Rodenbach Vintage is selected from a single foeder – so all of the character from that foeder is in evidence in the beer, and the flavours present in Rodenbach Vintage can vary slightly (just the same as different vintage wines can vary). Rodenbach Grand Cru consists of 66% two to three year old beer blended with 33% one year old beer. Rodenbach Classic consists of 25% two to three year old beer blended with 75% one year old beer.
This translates into a complexity of flavour both within the beer and over time. Each year that I have tasted Rodenbach Vintage, I have noticed a distinct flavour that evolves from the year before. There is still a wonderful complexity to Vintage, but the balance of the beer tends to favour a particular flavour in one year more so than it does in others. Going back some years ago, cherry was coming through more distinctly. The next year, raspberry was more in evidence. In more recent times, cider apple vinegar and balsamic vinegar were the notes that came through up front. All of the other flavours were present as well – just the balance and dominance of individual flavours varied slightly in vintage each year. This drift can be more noticeable in Rodenbach Grand Cru (recently, in a tasting I was getting the cider apple vinegar more so that the cherry or raspberry that I had come to associate with Grand Cru).
When it comes to Rodenbach Classic, the blending of beers means that the flavours mentioned above tend to be all present, but balanced to afford a degree of subtlety and complexity that means that individual flavours tend not to punch through as much.
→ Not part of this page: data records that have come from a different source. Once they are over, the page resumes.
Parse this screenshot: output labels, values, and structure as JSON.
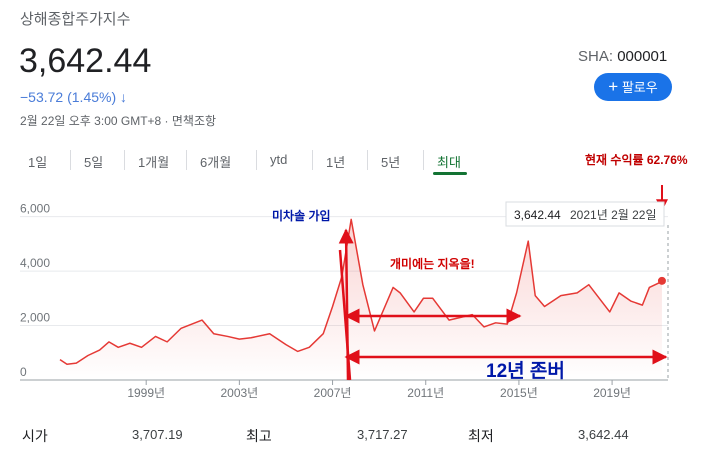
{
  "header": {
    "title": "상해종합주가지수",
    "price": "3,642.44",
    "change": "−53.72 (1.45%)",
    "timestamp": "2월 22일 오후 3:00 GMT+8",
    "disclaimer": "면책조항",
    "exchange": "SHA:",
    "ticker": "000001",
    "follow": "팔로우"
  },
  "tabs": {
    "items": [
      "1일",
      "5일",
      "1개월",
      "6개월",
      "ytd",
      "1년",
      "5년",
      "최대"
    ],
    "selected": 7
  },
  "chart_data": {
    "type": "line",
    "annotations": {
      "return": "현재 수익률 62.76%",
      "hell": "개미에는 지옥을!",
      "join": "미차솔 가입",
      "hold": "12년 존버"
    },
    "tooltip": {
      "value": "3,642.44",
      "date": "2021년 2월 22일"
    },
    "x": [
      1995.3,
      1995.6,
      1996.0,
      1996.5,
      1997.0,
      1997.4,
      1997.8,
      1998.3,
      1998.8,
      1999.4,
      1999.9,
      2000.5,
      2001.4,
      2001.9,
      2002.5,
      2003.0,
      2003.5,
      2004.3,
      2005.0,
      2005.5,
      2006.0,
      2006.6,
      2007.0,
      2007.4,
      2007.8,
      2008.3,
      2008.8,
      2009.6,
      2009.9,
      2010.5,
      2010.9,
      2011.3,
      2012.0,
      2012.5,
      2013.0,
      2013.5,
      2014.0,
      2014.5,
      2014.9,
      2015.4,
      2015.7,
      2016.1,
      2016.8,
      2017.5,
      2018.0,
      2018.9,
      2019.3,
      2019.8,
      2020.3,
      2020.6,
      2021.1,
      2021.14
    ],
    "series": [
      {
        "name": "상해종합주가지수",
        "color": "#e53935",
        "values": [
          750,
          580,
          620,
          900,
          1100,
          1400,
          1200,
          1350,
          1200,
          1600,
          1400,
          1900,
          2200,
          1700,
          1600,
          1500,
          1550,
          1700,
          1300,
          1050,
          1200,
          1700,
          2700,
          3800,
          5900,
          3500,
          1800,
          3400,
          3200,
          2500,
          3000,
          3000,
          2200,
          2300,
          2400,
          1950,
          2100,
          2050,
          3200,
          5100,
          3100,
          2700,
          3100,
          3200,
          3500,
          2500,
          3200,
          2900,
          2750,
          3400,
          3600,
          3642.44
        ]
      }
    ],
    "xlim": [
      1995.3,
      2021.4
    ],
    "ylim": [
      0,
      6500
    ],
    "xticks": [
      {
        "value": 1999,
        "label": "1999년"
      },
      {
        "value": 2003,
        "label": "2003년"
      },
      {
        "value": 2007,
        "label": "2007년"
      },
      {
        "value": 2011,
        "label": "2011년"
      },
      {
        "value": 2015,
        "label": "2015년"
      },
      {
        "value": 2019,
        "label": "2019년"
      }
    ],
    "yticks": [
      0,
      {
        "value": 2000,
        "label": "2,000"
      },
      {
        "value": 4000,
        "label": "4,000"
      },
      {
        "value": 6000,
        "label": "6,000"
      }
    ],
    "grid": true
  },
  "stats": {
    "rows": [
      [
        "시가",
        "3,707.19"
      ],
      [
        "최고",
        "3,717.27"
      ],
      [
        "최저",
        "3,642.44"
      ]
    ]
  }
}
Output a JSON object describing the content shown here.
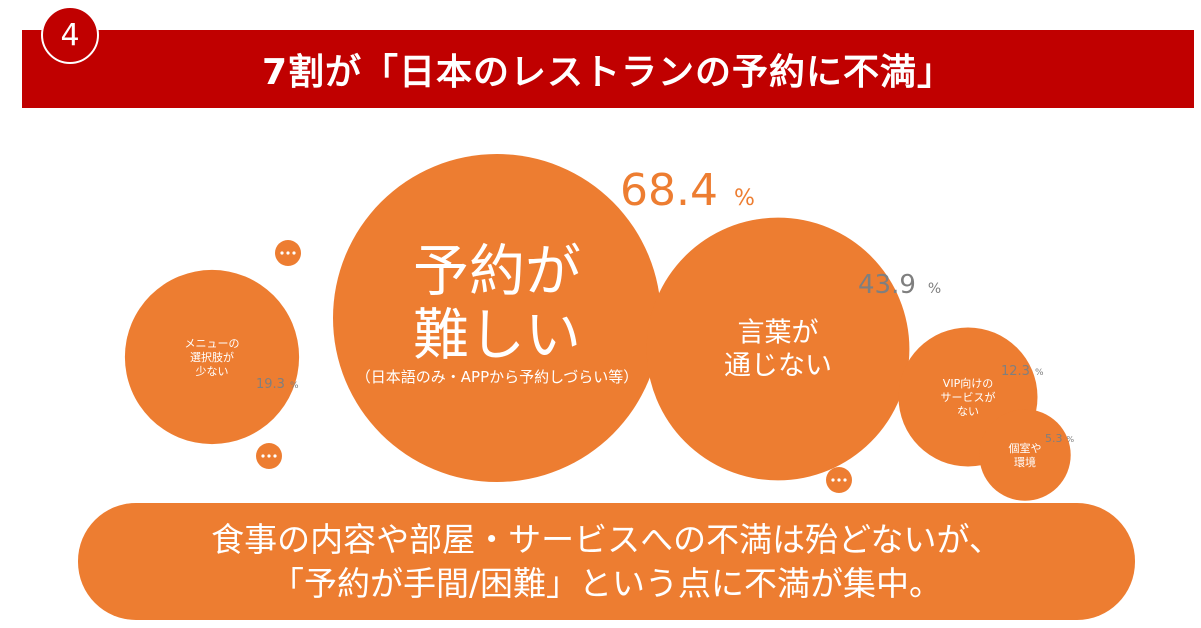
{
  "header": {
    "badge_number": "4",
    "title": "7割が「日本のレストランの予約に不満」"
  },
  "colors": {
    "banner": "#c00000",
    "bubble": "#ed7d31",
    "value_label_main": "#ed7d31",
    "value_label_secondary": "#7f7f7f"
  },
  "chart_data": {
    "type": "bubble",
    "unit": "%",
    "series": [
      {
        "lines": [
          "予約が",
          "難しい"
        ],
        "sub": "（日本語のみ・APPから予約しづらい等）",
        "value": 68.4
      },
      {
        "lines": [
          "言葉が",
          "通じない"
        ],
        "value": 43.9
      },
      {
        "lines": [
          "メニューの",
          "選択肢が",
          "少ない"
        ],
        "value": 19.3
      },
      {
        "lines": [
          "VIP向けの",
          "サービスが",
          "ない"
        ],
        "value": 12.3
      },
      {
        "lines": [
          "個室や",
          "環境"
        ],
        "value": 5.3
      }
    ],
    "more_icons": [
      "ellipsis-icon",
      "ellipsis-icon",
      "ellipsis-icon"
    ]
  },
  "summary": {
    "line1": "食事の内容や部屋・サービスへの不満は殆どないが、",
    "line2": "「予約が手間/困難」という点に不満が集中。"
  }
}
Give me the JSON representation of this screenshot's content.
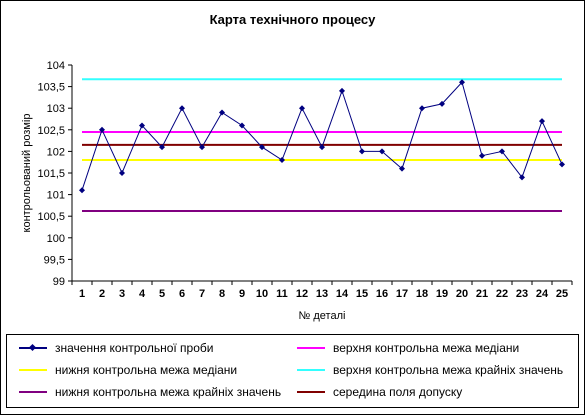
{
  "title": "Карта технічного процесу",
  "chart_data": {
    "type": "line",
    "title": "Карта технічного процесу",
    "xlabel": "№ деталі",
    "ylabel": "контрольований розмір",
    "x": [
      1,
      2,
      3,
      4,
      5,
      6,
      7,
      8,
      9,
      10,
      11,
      12,
      13,
      14,
      15,
      16,
      17,
      18,
      19,
      20,
      21,
      22,
      23,
      24,
      25
    ],
    "ylim": [
      99,
      104
    ],
    "yticks": [
      "99",
      "99,5",
      "100",
      "100,5",
      "101",
      "101,5",
      "102",
      "102,5",
      "103",
      "103,5",
      "104"
    ],
    "ytick_values": [
      99,
      99.5,
      100,
      100.5,
      101,
      101.5,
      102,
      102.5,
      103,
      103.5,
      104
    ],
    "grid": false,
    "series": [
      {
        "name": "значення контрольної проби",
        "color": "#000080",
        "marker": "diamond",
        "values": [
          101.1,
          102.5,
          101.5,
          102.6,
          102.1,
          103.0,
          102.1,
          102.9,
          102.6,
          102.1,
          101.8,
          103.0,
          102.1,
          103.4,
          102.0,
          102.0,
          101.6,
          103.0,
          103.1,
          103.6,
          101.9,
          102.0,
          101.4,
          102.7,
          101.7
        ]
      },
      {
        "name": "верхня контрольна межа медіани",
        "color": "#ff00ff",
        "constant": 102.45
      },
      {
        "name": "нижня контрольна межа медіани",
        "color": "#ffff00",
        "constant": 101.8
      },
      {
        "name": "верхня контрольна межа крайніх значень",
        "color": "#33ffff",
        "constant": 103.67
      },
      {
        "name": "нижня контрольна межа крайніх значень",
        "color": "#800080",
        "constant": 100.62
      },
      {
        "name": "середина поля допуску",
        "color": "#800000",
        "constant": 102.15
      }
    ],
    "legend_position": "bottom"
  }
}
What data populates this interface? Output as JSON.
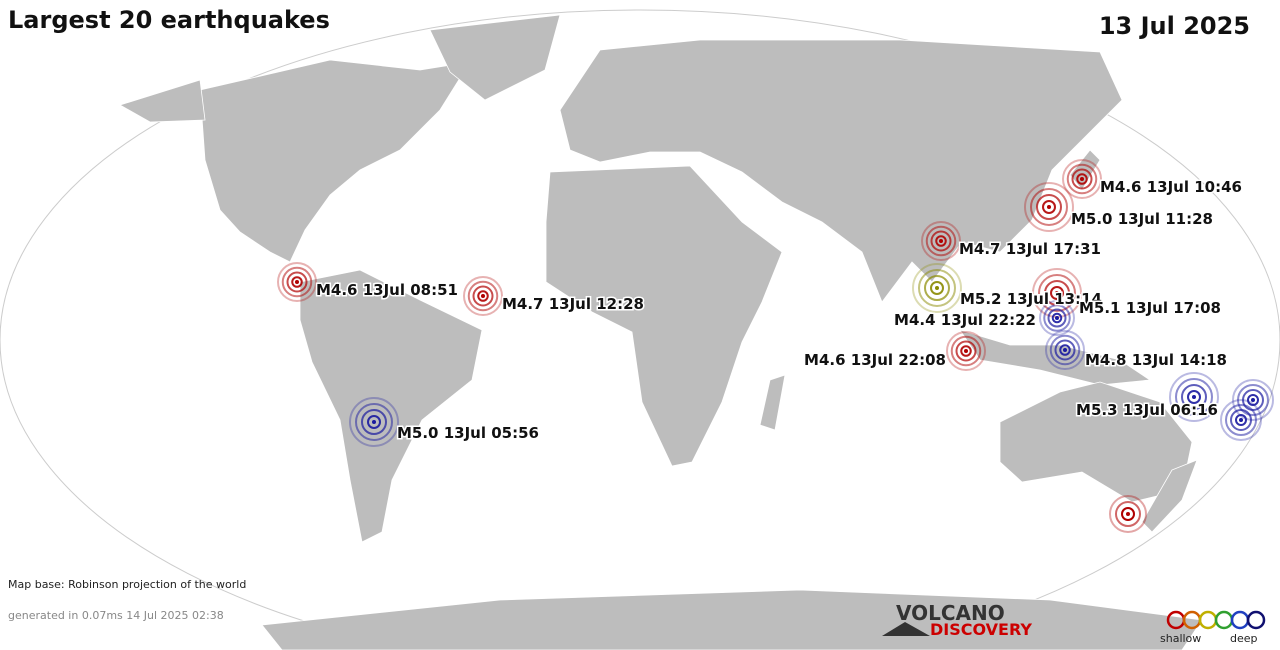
{
  "header": {
    "title": "Largest 20 earthquakes",
    "date": "13 Jul 2025"
  },
  "earthquakes": [
    {
      "label": "M4.6 13Jul 10:46",
      "color": "#b00000"
    },
    {
      "label": "M5.0 13Jul 11:28",
      "color": "#b00000"
    },
    {
      "label": "M4.7 13Jul 17:31",
      "color": "#b00000"
    },
    {
      "label": "M4.6 13Jul 08:51",
      "color": "#b00000"
    },
    {
      "label": "M4.7 13Jul 12:28",
      "color": "#b00000"
    },
    {
      "label": "M5.2 13Jul 13:14",
      "color": "#8a8a00"
    },
    {
      "label": "M5.1 13Jul 17:08",
      "color": "#b00000"
    },
    {
      "label": "M4.4 13Jul 22:22",
      "color": "#1a1aa0"
    },
    {
      "label": "M4.6 13Jul 22:08",
      "color": "#b00000"
    },
    {
      "label": "M4.8 13Jul 14:18",
      "color": "#1a1aa0"
    },
    {
      "label": "M5.3 13Jul 06:16",
      "color": "#1a1aa0"
    },
    {
      "label": "M5.0 13Jul 05:56",
      "color": "#1a1aa0"
    }
  ],
  "footer": {
    "map_base": "Map base: Robinson projection of the world",
    "generated": "generated in 0.07ms 14 Jul 2025 02:38"
  },
  "logo": {
    "line1": "VOLCANO",
    "line2": "DISCOVERY"
  },
  "legend": {
    "shallow": "shallow",
    "deep": "deep"
  }
}
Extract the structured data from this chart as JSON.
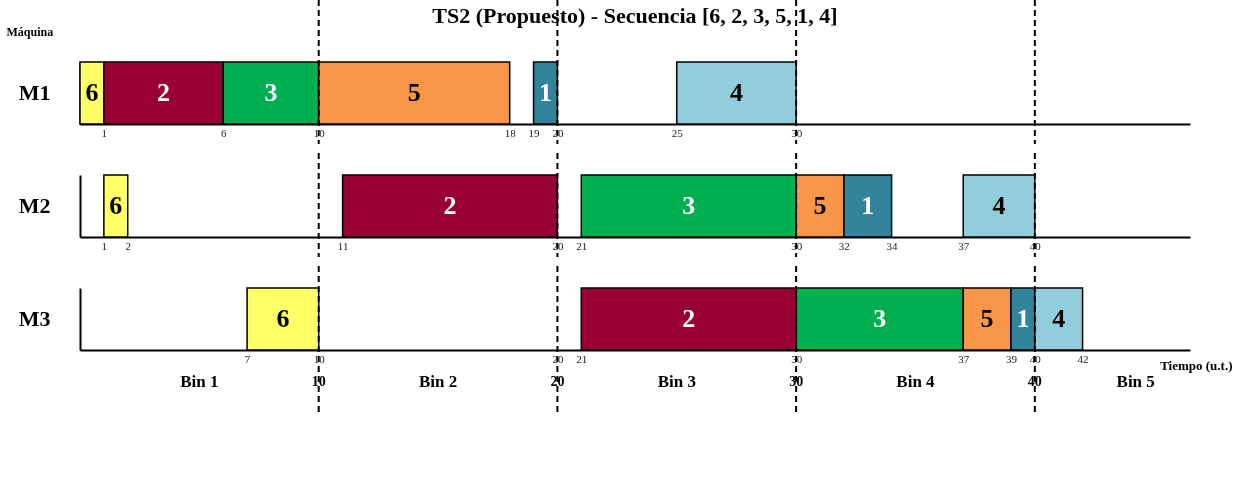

Aromas of cola cube, woody/oaky and cherry with a touch of chilli and black pepper spice (that doesn’t follow through to taste) are all present. Flavours that come through on the palate include the full palate of flavours that come through in different versions of Rodenbach Vintage. Cherry, raspberry, cola, cider apple, balsamic vinegar are all present and combine to provide a distinctly refreshing taste experience. Not surprisingly given that Rodenbach is a member of the sour beer family, Rodenbach Classic has a tart sourness on the palate that further contributes to the beers superbly refreshing character.